Standard Form Construction Contracts
New editions and new contracts continue to be published.
The Joint Contracts Tribunal (JCT) has finally published the last batch of contracts to complete its roll-out of the 2016 suite of standard form construction contracts. 2016 editions of its Management Contracting and Construction Management contract families were published at the end of June 2017.
On 22 June 2017, the NEC4 suite of contracts was published. The contracts are said to have been updated and streamlined following "feedback from the industry, considering Government priorities and emerging best practice". The NEC philosophy of collaboration, fair dealing and good project management is said to remain. The NEC4 suite includes two new contracts; the Design, Build and Operate Contract (DBO) and the Alliance Contract (ALC). The ALC was published in consultative form and the final form is expected in early 2018.
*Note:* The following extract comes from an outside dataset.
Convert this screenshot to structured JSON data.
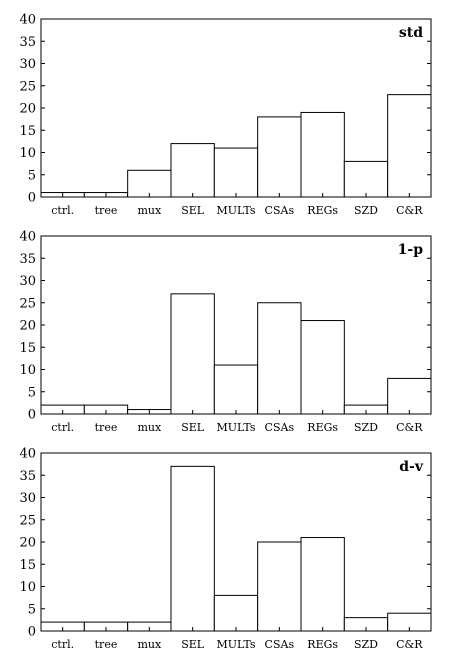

New editions of the FIDIC Red, yellow and Siler Books, which were expected this summer, have however been delayed.
In an attempt to reform the practice of cash retentions in the construction industry, a Private Member's Bill, the Construction Industry (Protection of Cash Retentions) Bill, was presented to Parliament on 26 April 2017 to make provision "to safeguard, and for the release of, cash retentions in the construction industry". Despite cross-party agreement about the need to reform cash retentions in the construction industry, the Bill lapsed due to the dissolution of Parliament on 3 May 2017 prior to the general election. The Bill will now need to be re-introduced to Parliament.
Building regulations and fire safety
An independent review of building regulations and fire safety was announced by the Government on the 28 July 2017. With a particular focus on high rise residential buildings, the review will examine:
the regulatory system around the design, construction and on-going management of buildings in relation to fire safety
related compliance and enforcement issues
international regulation and experience in this area.
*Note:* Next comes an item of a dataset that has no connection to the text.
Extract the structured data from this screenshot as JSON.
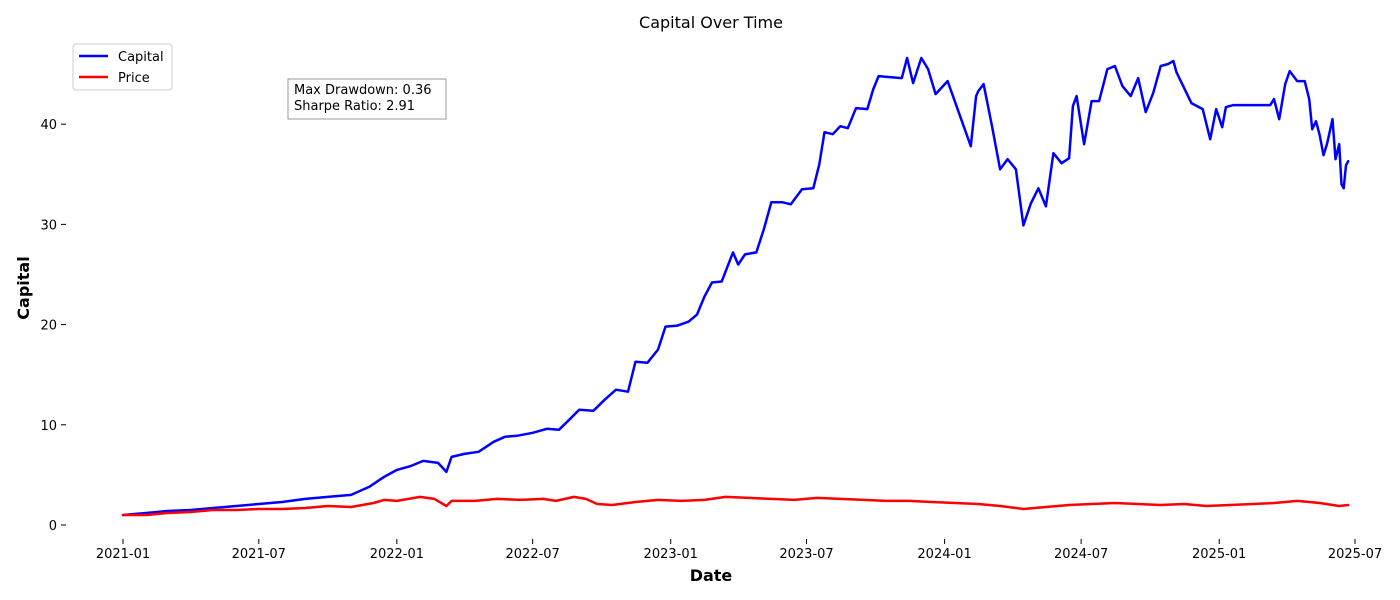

An interim report is expected before the end of the year with a final report no later than spring 2018.
The Business and Property Courts
From 2 October 2017, the specialist civil courts (including the Technology and Construction Court) and the lists of the Chancery Division will become collectively known as the Business and Property Courts of England and Wales. The Business and Property Courts will act as a single umbrella for business specialist courts across England and Wales facilitating more flexible cross-deployment of judges with suitable expertise to sit on appropriate business and property cases. Initially there will also be Business and Property Courts in Birmingham, Manchester, Leeds, Bristol and Cardiff, with plans to expand to Newcastle and Liverpool. The intention is to increase the number of cases being handled in the regions. Again, it is being said that "no case should be deemed too big to be tried outside London".
This new structure, together with the Financial List and the Shorter and Flexible Trial Scheme, is intended to enhance the UK’s reputation for international dispute resolution.